A comparison of the national legislative histories in my study reveals that the governments adopting mandatory CSR regulation are often motivated to pursue their own interests unrelated to the protection of labour, the environment or human rights. Non-CSR related motivations, such as appeasing political allies, shaming political enemies, and unloading welfare burdens to corporations, play a critical role in enacting the laws. The political interests of governments carry far more weight than the nature of the pre-existing corporate law (whether shareholder-oriented or stakeholder-oriented) in explaining the adoption of mandatory CSR laws. Although CSR laws appear mandatory, politics and the open-ended notion of CSR significantly weaken the compulsory nature of these laws. At least for now, the major function of mandatory CSR laws appears largely symbolic rather than regulatory or adjudicative.
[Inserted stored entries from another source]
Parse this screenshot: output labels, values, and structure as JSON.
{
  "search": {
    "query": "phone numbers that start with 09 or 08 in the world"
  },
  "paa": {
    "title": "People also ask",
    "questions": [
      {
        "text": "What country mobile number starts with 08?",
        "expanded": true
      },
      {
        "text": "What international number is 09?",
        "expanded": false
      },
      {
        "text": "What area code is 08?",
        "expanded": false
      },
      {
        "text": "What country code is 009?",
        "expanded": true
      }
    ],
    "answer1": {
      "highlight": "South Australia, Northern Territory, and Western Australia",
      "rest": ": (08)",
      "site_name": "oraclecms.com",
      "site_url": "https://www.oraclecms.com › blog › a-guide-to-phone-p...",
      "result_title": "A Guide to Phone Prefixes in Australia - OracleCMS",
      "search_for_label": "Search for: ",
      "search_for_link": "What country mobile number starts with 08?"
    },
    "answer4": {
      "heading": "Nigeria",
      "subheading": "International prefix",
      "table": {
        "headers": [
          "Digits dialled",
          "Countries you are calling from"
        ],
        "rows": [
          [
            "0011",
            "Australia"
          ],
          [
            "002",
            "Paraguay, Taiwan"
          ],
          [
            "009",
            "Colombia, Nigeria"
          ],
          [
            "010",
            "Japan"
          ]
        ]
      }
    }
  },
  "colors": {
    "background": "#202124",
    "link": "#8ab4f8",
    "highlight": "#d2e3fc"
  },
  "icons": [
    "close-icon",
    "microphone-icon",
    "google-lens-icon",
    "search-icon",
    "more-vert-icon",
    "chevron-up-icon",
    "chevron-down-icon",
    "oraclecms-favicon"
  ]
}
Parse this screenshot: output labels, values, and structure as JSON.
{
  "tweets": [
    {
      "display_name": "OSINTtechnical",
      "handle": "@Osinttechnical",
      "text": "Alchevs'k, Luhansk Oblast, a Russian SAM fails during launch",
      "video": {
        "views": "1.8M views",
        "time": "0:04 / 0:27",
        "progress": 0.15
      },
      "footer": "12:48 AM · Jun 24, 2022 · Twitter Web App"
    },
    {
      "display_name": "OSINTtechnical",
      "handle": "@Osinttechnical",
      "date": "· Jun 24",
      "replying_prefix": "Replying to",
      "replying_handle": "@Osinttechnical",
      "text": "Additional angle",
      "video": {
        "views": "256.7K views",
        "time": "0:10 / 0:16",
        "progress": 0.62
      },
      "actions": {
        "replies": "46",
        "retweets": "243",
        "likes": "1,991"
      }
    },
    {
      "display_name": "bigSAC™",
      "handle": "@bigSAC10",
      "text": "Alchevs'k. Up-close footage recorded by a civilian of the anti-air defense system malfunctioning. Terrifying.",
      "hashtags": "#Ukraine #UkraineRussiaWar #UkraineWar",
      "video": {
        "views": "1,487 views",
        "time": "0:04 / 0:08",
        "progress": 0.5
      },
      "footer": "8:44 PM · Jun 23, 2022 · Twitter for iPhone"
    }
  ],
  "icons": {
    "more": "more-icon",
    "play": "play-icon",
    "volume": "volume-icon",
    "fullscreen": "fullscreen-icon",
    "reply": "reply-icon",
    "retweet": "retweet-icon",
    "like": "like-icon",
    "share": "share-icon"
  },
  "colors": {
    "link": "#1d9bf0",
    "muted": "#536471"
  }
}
At best, they may send signals about appropriate corporate behavior and potentially lead to the reform of business norms that prioritize economic interests over social and environmental concerns. At worst, mandatory CSR laws as they currently stand may be exploited as a political signaling device through which politicians send a symbolic message to their constituents purporting that they care about society and nature.
Nevertheless, considering many laws began with a tentative design and as compromise of conflicting interests, but gradually improved over time, the recent CSR laws might be viewed optimistically as an experimental step toward the development of better CSR legislation. Currently CSR laws generally lack governmental monitoring, legal punishment for non-compliance, and/or any remedial mechanisms for stakeholders. For more details about the legislative backgrounds and reform suggestions, please refer to my study.
Li-Wen Lin is an assistant professor of law at the Peter A. Allard School of Law, University of British Columbia.